3D Scanners

STAR Ops VR Game Demos Structure's New 3D Positional Tracking Feature

Just this week, Occipital released SDK 0.4 for its powerful Structure Sensor, giving the 3D scanner the ability to track objects like never before.  The start-up’s original announcement highlighted the new ability for the Structure to seamlessly scan items without losing site of them in the process.  Today, Occipital has expanded those capabilities even further.  With the Structure Sensor’s new unbound positional tracking, demonstrated at CES in January, users will now be able to use the device’s augmented reality features in really exciting new ways.

star ops 3D game for structure sensor on ipad

At CES, the Structure’s positional tracking ability allowed attendees to experience the Occipital booth through a colorful virtual world.  Holding a Structure-equipped iPad in front of them, CES goers suddenly entered a VR experience in which they could pour vats of chemicals, knock into bricks, and shoot lasers all around the Occipital booth.  Unlike other VR devices, the Structure’s unbounded positional tracking has no spatial constraints. The company’s press release explains:

Many current VR systems require either a camera facing the user, or a beacon placed in a room to track the position of the user. This means that the range within which the user’s movements can be tracked is limited by those external devices’ ability to sense the user.

The unbounded positional tracking enabled by the Structure Sensor does not require any kind of beacon or external camera, and has no spatial constraints; that is, it travels with the user, no matter where or how far they go, or how they move. It achieves this by using the Structure Sensor to actively map the user’s surroundings in 3D in real time.

Like the motion tracking feature used for seamless 3D scanning, the positional tracking is achieved through the use of the Structure’s depth sensor and the iPad’s color camera.  While the motion tracking keeps focus on an individual object, as juxtaposed against a moving environment, the positional tracking creates a complete 3D map of the user’s entire surroundings, without any setup or markers necessary.

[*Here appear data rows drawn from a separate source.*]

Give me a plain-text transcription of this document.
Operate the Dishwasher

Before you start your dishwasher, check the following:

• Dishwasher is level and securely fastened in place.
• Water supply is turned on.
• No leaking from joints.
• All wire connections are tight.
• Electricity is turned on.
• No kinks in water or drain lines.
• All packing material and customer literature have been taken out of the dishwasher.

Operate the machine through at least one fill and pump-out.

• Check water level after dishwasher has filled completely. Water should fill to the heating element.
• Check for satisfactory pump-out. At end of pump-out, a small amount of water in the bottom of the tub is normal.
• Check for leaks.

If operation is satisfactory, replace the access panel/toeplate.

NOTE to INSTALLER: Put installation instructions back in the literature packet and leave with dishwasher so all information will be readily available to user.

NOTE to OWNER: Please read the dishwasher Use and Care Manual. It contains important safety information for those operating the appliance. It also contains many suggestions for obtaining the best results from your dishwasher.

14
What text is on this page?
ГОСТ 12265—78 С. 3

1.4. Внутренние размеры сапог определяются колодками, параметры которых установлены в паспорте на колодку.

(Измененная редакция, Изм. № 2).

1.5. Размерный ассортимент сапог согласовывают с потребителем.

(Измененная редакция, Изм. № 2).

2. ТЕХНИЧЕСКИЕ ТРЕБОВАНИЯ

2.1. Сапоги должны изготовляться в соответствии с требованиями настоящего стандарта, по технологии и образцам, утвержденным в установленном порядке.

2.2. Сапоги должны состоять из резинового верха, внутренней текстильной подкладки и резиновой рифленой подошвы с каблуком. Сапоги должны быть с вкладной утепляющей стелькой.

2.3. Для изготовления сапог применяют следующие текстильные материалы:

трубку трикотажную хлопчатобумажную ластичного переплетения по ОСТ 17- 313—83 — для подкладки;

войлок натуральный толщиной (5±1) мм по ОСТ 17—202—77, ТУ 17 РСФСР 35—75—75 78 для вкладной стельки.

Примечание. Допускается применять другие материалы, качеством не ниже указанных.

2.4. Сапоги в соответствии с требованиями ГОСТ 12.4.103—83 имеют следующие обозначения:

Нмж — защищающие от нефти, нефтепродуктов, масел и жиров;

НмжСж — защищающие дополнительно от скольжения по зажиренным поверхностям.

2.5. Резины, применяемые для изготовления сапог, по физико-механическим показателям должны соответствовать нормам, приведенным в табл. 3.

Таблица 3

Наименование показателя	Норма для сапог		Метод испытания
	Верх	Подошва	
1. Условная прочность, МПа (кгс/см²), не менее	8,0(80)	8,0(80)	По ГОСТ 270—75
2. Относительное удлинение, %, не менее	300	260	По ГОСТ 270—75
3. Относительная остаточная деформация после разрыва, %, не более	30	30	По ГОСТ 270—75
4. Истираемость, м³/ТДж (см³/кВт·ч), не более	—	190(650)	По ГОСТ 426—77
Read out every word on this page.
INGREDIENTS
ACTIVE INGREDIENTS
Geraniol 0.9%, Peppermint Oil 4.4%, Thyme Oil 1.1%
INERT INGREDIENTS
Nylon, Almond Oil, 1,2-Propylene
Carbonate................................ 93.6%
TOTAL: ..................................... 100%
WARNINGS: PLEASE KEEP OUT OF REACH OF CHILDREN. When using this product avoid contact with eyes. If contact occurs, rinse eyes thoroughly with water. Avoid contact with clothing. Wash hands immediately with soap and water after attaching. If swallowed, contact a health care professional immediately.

occipital star ops 3D scanning game for structure sensor on ipad blaster

Though the Structure has always touted its VR/AR capabilities, using simple demo apps, this new feature expands the device from a 3D scanning sensor to something truly capable of virtual and augmented reality applications.  With no beacon (like the HTC Vive) or user-facing camera (like the Oculus) tracking the user, the user is completely free to move around, as the press release suggests.  And to demonstrate this, Occipital has made its CES experience available to all Structure owners around the world. The demo game is called STAR Ops and you can now find it at the App Store.  See the trailer for the game below:

For even more footage of how STAR Ops operates in the real world, you can see a first-person play through in the video below:

As a puzzle game taking place in a futuristic world, STAR Ops showcases the Structure’s potential for AR gaming, but the sensor has even more potential for architecture, interior design, and medicine, among other things.  From body scanning to create 3D printed prosthesis to displaying potential decor purchases within a living room, the device is among the first ushering in a world of ubiquitous 3D capture tools.

With its low price tag and use with iPad, the Structure Sensor is a gateway device, giving existing iPad owners something with which to begin interacting with digital world in 3D.  And, starting this year, new tablets, notebooks, and PCs will begin incorporating 3D cameras directly so that, soon, 2D digital cameras will be a thing of the past.